The researchers looked at how dopamine is processed in downstream areas in particular a gene called DARPP-22. Research has indicated that people with some variants of the gene are more sensitive to reward learning, while people with other variants are more sensitive to punishment avoidance learning. The gene affects dopamine function in neurons sensitive to rewards and punishment in the striatum

In a third test, an ultimate test of presumed psychological and neuropsychological function, volunteers were given a pharmacological challenge – a drug called cabergoline, which is a specific type of dopamine agonist. An extremely low dose was given so patients couldn’t actually tell if they were on it or not. This actually caused an enhancement of this effect – an enhancement on the avoidance of conflict.

“We were able to track individual differences on how much the drug affected their dopaminergic system by looking at spontaneous eye blink rate,” Cavanagh said. “This is a really well-known yet still slightly controversial way of noninvasively estimating central dopaminergic tone – the more dopamine you have, the more you blink.”

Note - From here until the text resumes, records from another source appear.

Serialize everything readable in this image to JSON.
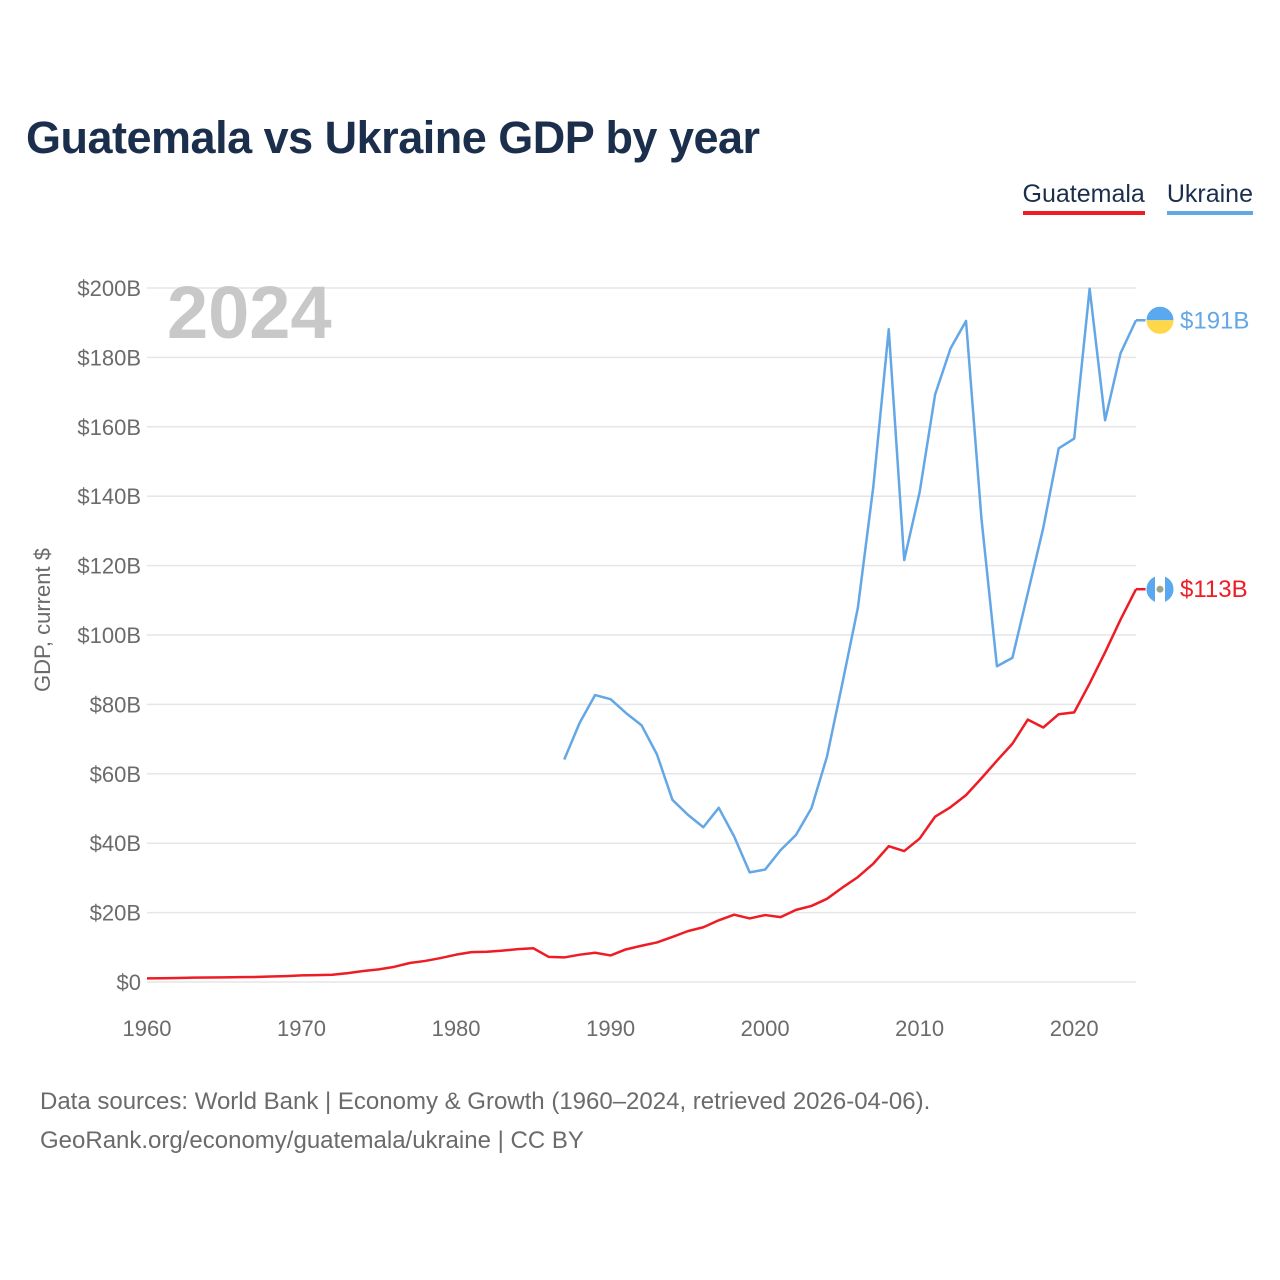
{
  "chart_data": {
    "type": "line",
    "title": "Guatemala vs Ukraine GDP by year",
    "ylabel": "GDP, current $",
    "xlabel": "",
    "year_label": "2024",
    "xlim": [
      1960,
      2024
    ],
    "ylim": [
      0,
      200
    ],
    "y_unit": "billion USD",
    "grid": true,
    "legend_position": "top-right",
    "y_ticks": [
      {
        "value": 0,
        "label": "$0"
      },
      {
        "value": 20,
        "label": "$20B"
      },
      {
        "value": 40,
        "label": "$40B"
      },
      {
        "value": 60,
        "label": "$60B"
      },
      {
        "value": 80,
        "label": "$80B"
      },
      {
        "value": 100,
        "label": "$100B"
      },
      {
        "value": 120,
        "label": "$120B"
      },
      {
        "value": 140,
        "label": "$140B"
      },
      {
        "value": 160,
        "label": "$160B"
      },
      {
        "value": 180,
        "label": "$180B"
      },
      {
        "value": 200,
        "label": "$200B"
      }
    ],
    "x_ticks": [
      {
        "value": 1960,
        "label": "1960"
      },
      {
        "value": 1970,
        "label": "1970"
      },
      {
        "value": 1980,
        "label": "1980"
      },
      {
        "value": 1990,
        "label": "1990"
      },
      {
        "value": 2000,
        "label": "2000"
      },
      {
        "value": 2010,
        "label": "2010"
      },
      {
        "value": 2020,
        "label": "2020"
      }
    ],
    "series": [
      {
        "name": "Guatemala",
        "color": "#ee1c24",
        "end_label": "$113B",
        "flag_icon": "guatemala-flag-icon",
        "points": [
          [
            1960,
            1.04
          ],
          [
            1961,
            1.08
          ],
          [
            1962,
            1.15
          ],
          [
            1963,
            1.26
          ],
          [
            1964,
            1.3
          ],
          [
            1965,
            1.33
          ],
          [
            1966,
            1.39
          ],
          [
            1967,
            1.45
          ],
          [
            1968,
            1.6
          ],
          [
            1969,
            1.71
          ],
          [
            1970,
            1.9
          ],
          [
            1971,
            1.98
          ],
          [
            1972,
            2.1
          ],
          [
            1973,
            2.57
          ],
          [
            1974,
            3.16
          ],
          [
            1975,
            3.65
          ],
          [
            1976,
            4.37
          ],
          [
            1977,
            5.48
          ],
          [
            1978,
            6.07
          ],
          [
            1979,
            6.9
          ],
          [
            1980,
            7.88
          ],
          [
            1981,
            8.61
          ],
          [
            1982,
            8.72
          ],
          [
            1983,
            9.05
          ],
          [
            1984,
            9.47
          ],
          [
            1985,
            9.72
          ],
          [
            1986,
            7.23
          ],
          [
            1987,
            7.08
          ],
          [
            1988,
            7.87
          ],
          [
            1989,
            8.42
          ],
          [
            1990,
            7.65
          ],
          [
            1991,
            9.41
          ],
          [
            1992,
            10.44
          ],
          [
            1993,
            11.4
          ],
          [
            1994,
            12.98
          ],
          [
            1995,
            14.66
          ],
          [
            1996,
            15.78
          ],
          [
            1997,
            17.79
          ],
          [
            1998,
            19.4
          ],
          [
            1999,
            18.32
          ],
          [
            2000,
            19.29
          ],
          [
            2001,
            18.7
          ],
          [
            2002,
            20.78
          ],
          [
            2003,
            21.92
          ],
          [
            2004,
            23.97
          ],
          [
            2005,
            27.21
          ],
          [
            2006,
            30.23
          ],
          [
            2007,
            34.11
          ],
          [
            2008,
            39.14
          ],
          [
            2009,
            37.73
          ],
          [
            2010,
            41.34
          ],
          [
            2011,
            47.65
          ],
          [
            2012,
            50.39
          ],
          [
            2013,
            53.85
          ],
          [
            2014,
            58.72
          ],
          [
            2015,
            63.77
          ],
          [
            2016,
            68.66
          ],
          [
            2017,
            75.62
          ],
          [
            2018,
            73.34
          ],
          [
            2019,
            77.17
          ],
          [
            2020,
            77.7
          ],
          [
            2021,
            86.05
          ],
          [
            2022,
            95.0
          ],
          [
            2023,
            104.45
          ],
          [
            2024,
            113.2
          ]
        ]
      },
      {
        "name": "Ukraine",
        "color": "#63a7e6",
        "end_label": "$191B",
        "flag_icon": "ukraine-flag-icon",
        "points": [
          [
            1987,
            64.1
          ],
          [
            1988,
            74.7
          ],
          [
            1989,
            82.7
          ],
          [
            1990,
            81.5
          ],
          [
            1991,
            77.5
          ],
          [
            1992,
            74.0
          ],
          [
            1993,
            65.6
          ],
          [
            1994,
            52.5
          ],
          [
            1995,
            48.2
          ],
          [
            1996,
            44.6
          ],
          [
            1997,
            50.2
          ],
          [
            1998,
            41.9
          ],
          [
            1999,
            31.6
          ],
          [
            2000,
            32.4
          ],
          [
            2001,
            38.0
          ],
          [
            2002,
            42.4
          ],
          [
            2003,
            50.1
          ],
          [
            2004,
            64.9
          ],
          [
            2005,
            86.1
          ],
          [
            2006,
            107.8
          ],
          [
            2007,
            142.7
          ],
          [
            2008,
            188.1
          ],
          [
            2009,
            121.6
          ],
          [
            2010,
            141.2
          ],
          [
            2011,
            169.3
          ],
          [
            2012,
            182.6
          ],
          [
            2013,
            190.5
          ],
          [
            2014,
            133.5
          ],
          [
            2015,
            91.0
          ],
          [
            2016,
            93.4
          ],
          [
            2017,
            112.1
          ],
          [
            2018,
            130.9
          ],
          [
            2019,
            153.8
          ],
          [
            2020,
            156.6
          ],
          [
            2021,
            199.8
          ],
          [
            2022,
            161.9
          ],
          [
            2023,
            181.2
          ],
          [
            2024,
            190.7
          ]
        ]
      }
    ]
  },
  "footer": {
    "line1": "Data sources: World Bank | Economy & Growth (1960–2024, retrieved 2026-04-06).",
    "line2": "GeoRank.org/economy/guatemala/ukraine | CC BY"
  },
  "colors": {
    "title": "#1b2f4d",
    "grid": "#e6e6e6",
    "tick_text": "#6b6b6b",
    "watermark": "#c8c8c8"
  }
}
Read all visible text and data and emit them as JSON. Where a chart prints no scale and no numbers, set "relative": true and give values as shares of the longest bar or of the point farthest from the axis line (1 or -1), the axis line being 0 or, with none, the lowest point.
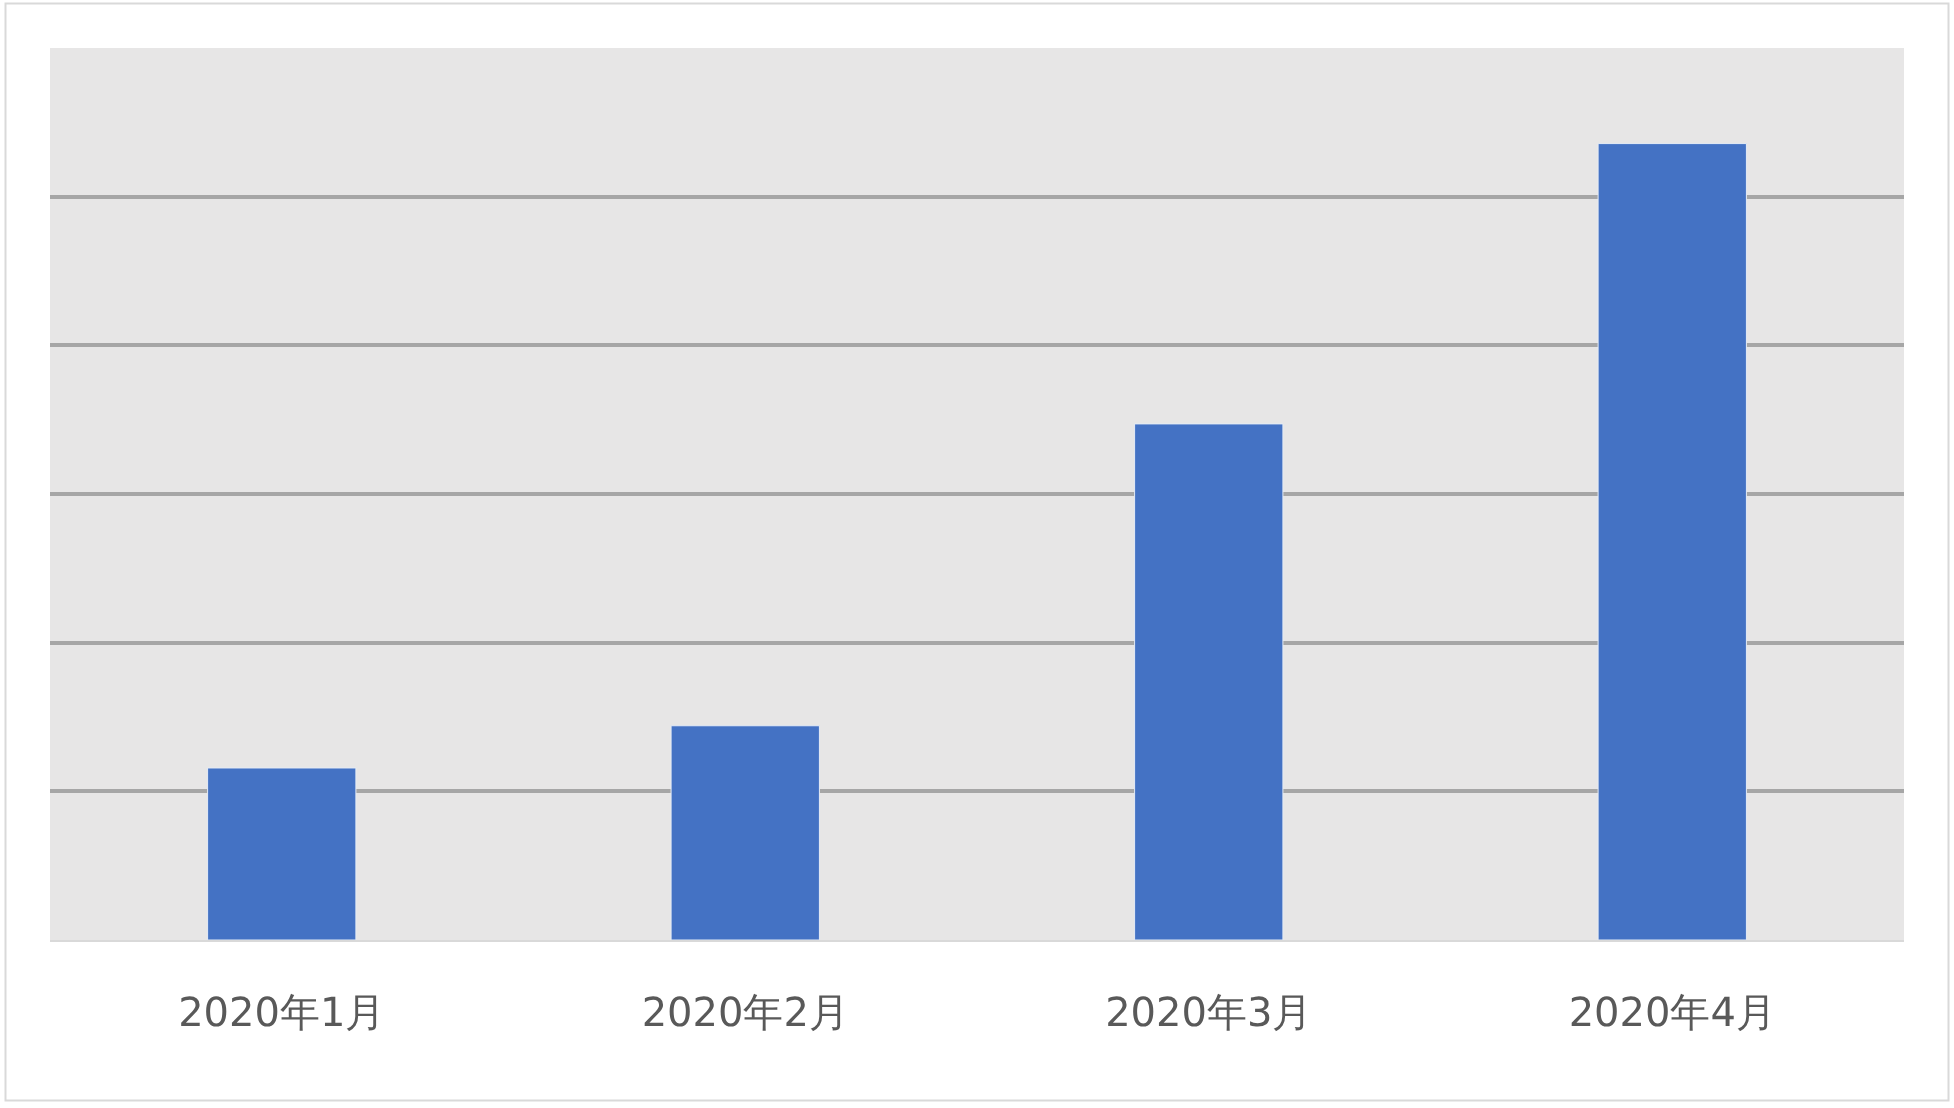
{
  "chart_data": {
    "type": "bar",
    "relative": true,
    "grid": "y",
    "categories": [
      "2020年1月",
      "2020年2月",
      "2020年3月",
      "2020年4月"
    ],
    "series": [
      {
        "color": "#4472c4",
        "values": [
          0.216,
          0.269,
          0.648,
          1
        ]
      }
    ]
  }
}
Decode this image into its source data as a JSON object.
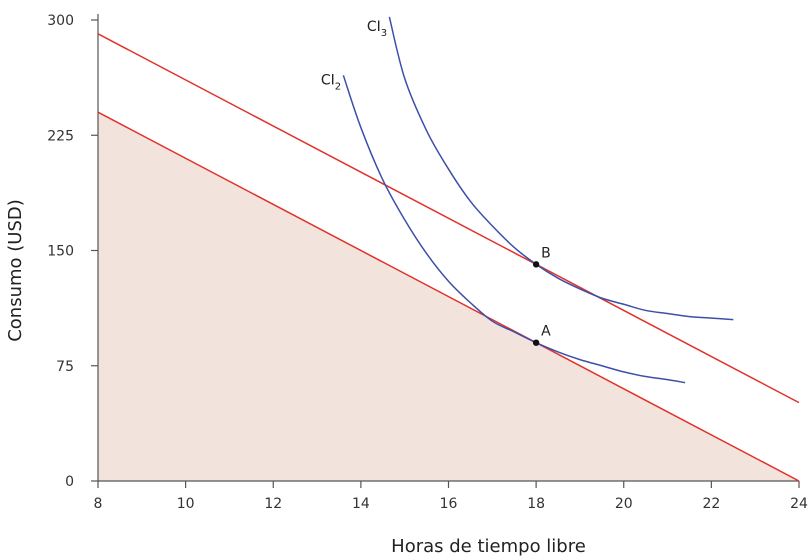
{
  "chart_data": {
    "type": "line",
    "xlabel": "Horas de tiempo libre",
    "ylabel": "Consumo (USD)",
    "xlim": [
      8,
      24
    ],
    "ylim": [
      0,
      300
    ],
    "x_ticks": [
      "8",
      "10",
      "12",
      "14",
      "16",
      "18",
      "20",
      "22",
      "24"
    ],
    "y_ticks": [
      "0",
      "75",
      "150",
      "225",
      "300"
    ],
    "budget_lines": [
      {
        "x": [
          8,
          24
        ],
        "y": [
          240,
          0
        ]
      },
      {
        "x": [
          8,
          24
        ],
        "y": [
          291,
          51
        ]
      }
    ],
    "feasible_set": {
      "x": [
        8,
        24
      ],
      "y": [
        240,
        0
      ]
    },
    "indifference_curves": [
      {
        "name": "CI",
        "subscript": "2",
        "label_at": [
          13.55,
          258
        ],
        "points": [
          [
            13.6,
            264
          ],
          [
            14.0,
            230
          ],
          [
            14.5,
            196
          ],
          [
            15.0,
            170
          ],
          [
            15.5,
            148
          ],
          [
            16.0,
            130
          ],
          [
            16.5,
            116
          ],
          [
            17.0,
            104
          ],
          [
            17.5,
            97
          ],
          [
            18.0,
            90
          ],
          [
            18.5,
            84
          ],
          [
            19.0,
            79
          ],
          [
            19.5,
            75
          ],
          [
            20.0,
            71
          ],
          [
            20.5,
            68
          ],
          [
            21.0,
            66
          ],
          [
            21.4,
            64
          ]
        ]
      },
      {
        "name": "CI",
        "subscript": "3",
        "label_at": [
          14.6,
          293
        ],
        "points": [
          [
            14.65,
            302
          ],
          [
            15.0,
            262
          ],
          [
            15.5,
            228
          ],
          [
            16.0,
            203
          ],
          [
            16.5,
            182
          ],
          [
            17.0,
            166
          ],
          [
            17.5,
            152
          ],
          [
            18.0,
            141
          ],
          [
            18.5,
            132
          ],
          [
            19.0,
            125
          ],
          [
            19.5,
            119
          ],
          [
            20.0,
            115
          ],
          [
            20.5,
            111
          ],
          [
            21.0,
            109
          ],
          [
            21.5,
            107
          ],
          [
            22.0,
            106
          ],
          [
            22.5,
            105
          ]
        ]
      }
    ],
    "points": [
      {
        "label": "A",
        "x": 18,
        "y": 90
      },
      {
        "label": "B",
        "x": 18,
        "y": 141
      }
    ],
    "colors": {
      "budget": "#e0322a",
      "indifference": "#3d4fa8",
      "feasible_fill": "#f3e3dd",
      "axis": "#555555",
      "point": "#111111"
    }
  }
}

The researchers used correlative (neuroimaging techniques, genetics, and non-invasive psychophysiology) as well as causal (pharmacological challenge) techniques, all put together to support this general hypothesis of the domain general function of some brain systems involved in both performance and learning.

“We’re hoping these findings help merge together what are otherwise separate fields in psychology literature with this common neurobiological basis,” Cavanagh said. “Hopefully we can create a better understanding of how the brain underlies conflict psychological states or how a smaller number of brain systems underlie complex and disparate psychological states.”